The dc load voltage = 17.99 volts
The peak inverse voltage across each diode = 56.58 volts
The dc current through each diode = 0.45 A


## Example 4.3 Page No 88¶

In :
# given data
Vrms= 40.0##  V
R_L= 20.0##  Ω
V2peak= Vrms/0.707##  V
Vout_peak= V2peak##  V
# The value of Vdc
Vdc=0.636*Vout_peak##  V
# The value of PIV
PIV= V2peak##  V
Idc= Vdc/R_L##  A
#The value of I_diode
I_diode= Idc/2##  A
print "The dc load voltage = %.2f volts"%Vdc
print "The peak inverse voltage across each diode = %.2f volts"%PIV
print "The dc current through each diode = %.2f A"%I_diode

The dc load voltage = 35.98 volts
The peak inverse voltage across each diode = 56.58 volts
The dc current through each diode = 0.90 A


## Example 4.6 Page No 94¶

In :
# given data
Vdc= 56.6##  V
R_L= 100.0##  Ω
f=120.0##  Hz
C= 1000.0##  µF
C= C*10**-6##  F
V2peak= Vdc##  V
Idc= Vdc/R_L##  A
# The peak-to-peak ripple
Vrip= Idc/(f*C)##  V
# The dc load voltage
Vdc= V2peak-Vrip/2##  V
print "The peak-to-peak ripple = %.2f volts"%Vrip
print "The dc load voltage = %.2f volts"%Vdc

The peak-to-peak ripple = 4.72 volts
The dc load voltage = 54.24 volts


## Example 4.8 Page No 98¶

In :
# given data
V2rms= 12.6##  V
V_Z= 6.8##  V
V2peak= V2rms/0.707##  V
Vin= V2peak##  V
Vout= V_Z##  V
R_L= 1.2##  kΩ
R_L= R_L*10**3##in Ω
Rs= 1##  kΩ
Rs= Rs*10**3##  Ω
Is= (Vin-Vout)/Rs##  A
I_L= Vout/R_L##  A
# The zener current
Iz= Is-I_L##  A
Iz= Iz*10**3##  mA
print "The zener current = %.2f mA"%Iz
# Note: The calculation = %.2f the book is not accurate.

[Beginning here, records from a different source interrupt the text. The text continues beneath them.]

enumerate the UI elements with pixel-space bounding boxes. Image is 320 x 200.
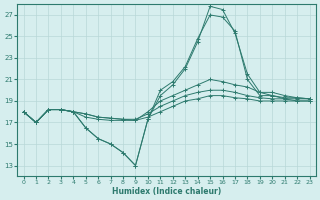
X-axis label: Humidex (Indice chaleur): Humidex (Indice chaleur)	[112, 187, 221, 196]
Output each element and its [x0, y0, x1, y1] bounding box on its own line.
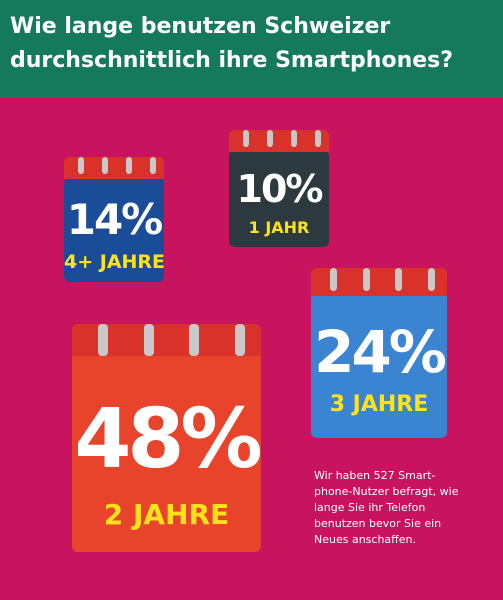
value-label: 14%: [66, 195, 164, 244]
calendar-ring: [78, 157, 84, 174]
value-label: 48%: [74, 392, 262, 487]
title-banner: Wie lange benutzen Schweizer durchschnit…: [0, 0, 503, 98]
title-line-1: Wie lange benutzen Schweizer: [10, 14, 391, 39]
category-label: 3 JAHRE: [329, 392, 429, 417]
note-line: phone-Nutzer befragt, wie: [314, 485, 459, 498]
category-label: 4+ JAHRE: [64, 251, 166, 273]
calendar-ring: [330, 268, 337, 291]
title-line-2: durchschnittlich ihre Smartphones?: [10, 48, 454, 73]
calendar-header: [229, 130, 329, 152]
calendar-body: [64, 177, 164, 282]
note-line: Neues anschaffen.: [314, 533, 416, 546]
calendar-body: [229, 150, 329, 247]
calendar-1-year: 10% 1 JAHR: [229, 130, 329, 247]
calendar-ring: [235, 324, 245, 356]
calendar-ring: [243, 130, 249, 147]
value-label: 10%: [236, 167, 324, 211]
calendar-3-years: 24% 3 JAHRE: [311, 268, 447, 438]
calendar-header: [64, 157, 164, 179]
calendar-4plus-years: 14% 4+ JAHRE: [64, 157, 166, 282]
category-label: 2 JAHRE: [103, 498, 230, 531]
calendar-ring: [291, 130, 297, 147]
calendar-ring: [395, 268, 402, 291]
note-line: Wir haben 527 Smart-: [314, 469, 436, 482]
calendar-2-years: 48% 2 JAHRE: [72, 324, 263, 552]
survey-note: Wir haben 527 Smart- phone-Nutzer befrag…: [314, 468, 494, 548]
calendar-ring: [363, 268, 370, 291]
calendar-ring: [189, 324, 199, 356]
calendar-ring: [315, 130, 321, 147]
category-label: 1 JAHR: [248, 218, 310, 237]
calendar-ring: [102, 157, 108, 174]
value-label: 24%: [314, 318, 447, 386]
calendar-ring: [144, 324, 154, 356]
calendar-body: [311, 292, 447, 438]
note-line: benutzen bevor Sie ein: [314, 517, 442, 530]
calendar-ring: [98, 324, 108, 356]
calendar-body: [72, 352, 261, 552]
calendar-ring: [267, 130, 273, 147]
calendar-ring: [150, 157, 156, 174]
calendar-ring: [428, 268, 435, 291]
note-line: lange Sie ihr Telefon: [314, 501, 426, 514]
calendar-ring: [126, 157, 132, 174]
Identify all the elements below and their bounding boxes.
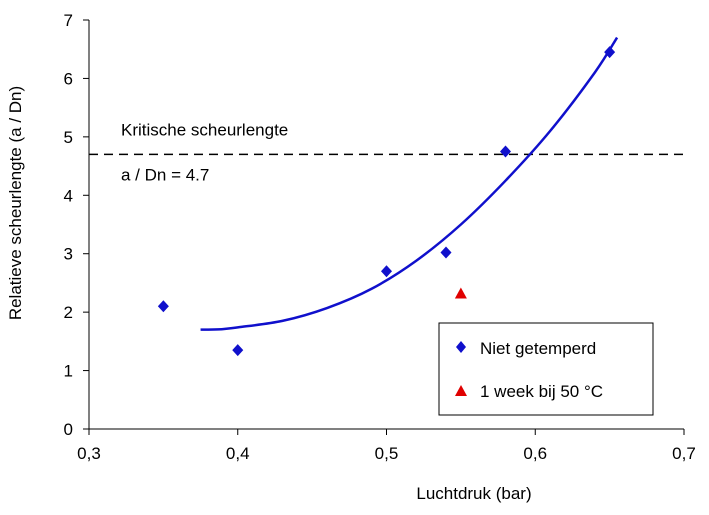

The zener current = 5.36 mA


## Example 4.9 Page No 98¶

In :
# given data
C= 100.0##in µF
C= C*10**-6##  F
Rz= 5.0##in Ω
Rs= 1.0*10**3##in Ω
Idc= 11.0*10**-3##in A
f=120.0##in Hz
Vin_rip= Idc/(f*C)##  V
# The ripple across the load resistance
Vout_rip= Rz*Vin_rip/(Rs+Rz)##in A
Vout_rip= Vout_rip*10**3##  mV
print "The ripple across the load resistance = %.2f mV"%Vout_rip

The ripple across the load resistance = 4.56 mV